Almost 45% of suburbs across Australia have reached record-high dwelling values, according to Cotality’s latest Housing Chart Pack.
The suburb-level data shows that 44.8% of the 3,722 suburbs analysed were at a peak at the end of June 2025, highlighting the broad-based nature of the current housing market recovery.
Queensland and Western Australia are leading the trend. Brisbane and regional Queensland recorded the highest proportion of suburbs at peak levels, with 78.8% and 77.7% respectively.
Perth followed closely at 74.8%, while Adelaide, regional South Australia and regional WA recorded 61.4%, 58.8% and 53.6%.

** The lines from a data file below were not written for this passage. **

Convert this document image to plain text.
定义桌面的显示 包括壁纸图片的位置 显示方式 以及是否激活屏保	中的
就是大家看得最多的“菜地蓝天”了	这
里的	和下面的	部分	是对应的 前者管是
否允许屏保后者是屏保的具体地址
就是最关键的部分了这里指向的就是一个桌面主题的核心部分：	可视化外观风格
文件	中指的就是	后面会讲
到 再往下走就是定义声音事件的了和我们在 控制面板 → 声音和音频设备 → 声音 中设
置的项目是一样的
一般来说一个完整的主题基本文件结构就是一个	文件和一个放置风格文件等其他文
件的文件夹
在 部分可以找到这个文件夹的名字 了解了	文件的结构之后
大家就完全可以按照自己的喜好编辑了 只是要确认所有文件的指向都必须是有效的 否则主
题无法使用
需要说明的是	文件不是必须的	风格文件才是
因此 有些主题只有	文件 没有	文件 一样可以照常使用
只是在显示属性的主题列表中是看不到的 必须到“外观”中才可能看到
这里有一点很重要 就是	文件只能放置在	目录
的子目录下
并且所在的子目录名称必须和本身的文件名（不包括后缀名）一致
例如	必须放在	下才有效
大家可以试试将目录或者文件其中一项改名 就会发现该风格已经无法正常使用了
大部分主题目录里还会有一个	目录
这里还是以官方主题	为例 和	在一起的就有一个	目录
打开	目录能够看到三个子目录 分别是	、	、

Although the majority of suburbs nationwide are not yet at a record high, momentum is building. At the end of June, values across 329 suburbs were within 0.5% of their previous peak, and 290 of those saw values rise over the quarter.
Cotality economist Kaytlin Ezzy said the results show how widespread the recovery has become.
“While national indices provide a macro view, suburb-level data shows how widespread this growth phase really is. The fact that so many suburbs are either at or just shy of their peak shows not only the diverse recovery in markets like Sydney and Melbourne, but also the continued resilience of recent hotspots including Brisbane, Perth and Regional Australia.”

The data also points to stark regional variations. While cities like Sydney, Perth, Adelaide and Darwin have returned to peak, others are still regaining lost ground.
Across Melbourne, just 12.9% of suburbs reached a record high in June. Canberra had only eight suburbs at peak, and Hobart just one: Brighton.
Despite recent growth, values in Melbourne, Canberra and Hobart remain 3.9%, 5.3% and 10.2% below their 2022 peaks respectively.
Ms Ezzy noted that for buyers, this means there are still markets where prices remain more affordable than they were three years ago.
Darwin marked a major milestone, with its dwelling value index hitting a new record high in June – the first in more than a decade. Following a prolonged downturn where values dropped 26.7% between 2014 and 2020, Darwin’s market has turned a corner.
“Market dynamics across Darwin’s housing market have undergone a remarkable transformation.”
“After years of subdued conditions following the end of the mining infrastructure boom, we’re now seeing demand and supply rebalancing in a way that supports further value growth,” she said.
“Investor activity has surged 98.2% year-on-year, while advertised supply remains tight and sales volumes have jumped 44%, all contributing to a renewed upswing in values.”
“Although unit values across the city remain below their previous highs, the broader dwelling market has firmly turned a corner.”
Ms Ezzy said demand and supply dynamics have rebalanced. Investor activity surged 98.2% year-on-year, advertised supply remains tight, and sales volumes rose 44%, all contributing to the city’s renewed growth.
While unit values remain below peak, overall dwelling values in Darwin are now at a new high.
Nationally, dwelling values rose 0.6% in June, lifting quarterly growth to 1.4%.
This marks an acceleration from the 0.9% rise in Q1 and a recovery from the 0.1% fall over the December quarter.
For the 2024–25 financial year, national home values rose 3.4%, matching the annual growth recorded over the 12 months to May.
The performance gap between regional and capital city markets is also narrowing.
While combined regions posted slightly stronger quarterly growth (1.6%) than the capitals (1.4%), the capitals recorded higher monthly gains through May and June.
Darwin led the capitals in quarterly growth, up 4.9% over the three months to June, followed by Perth (2.1%) and Brisbane (2.0%).
Cotality estimates 531,457 national property sales occurred in the 2024–25 financial year, a 2.7% rise from the 517,597 transactions recorded in 2023–24.
However, properties are taking longer to sell, with the median time on market rising to 35 days in the June quarter, up from 34 days in March and 29 days a year earlier.
New listings remain tight, with just 33,159 properties advertised nationally over the four weeks to 29 June, the lowest for this time of year since 2020.
Total listings are now 16.7% below the five-year average. Rental growth also slowed, with the national rental index recording its smallest second-quarter increase (1.3%) since 2020.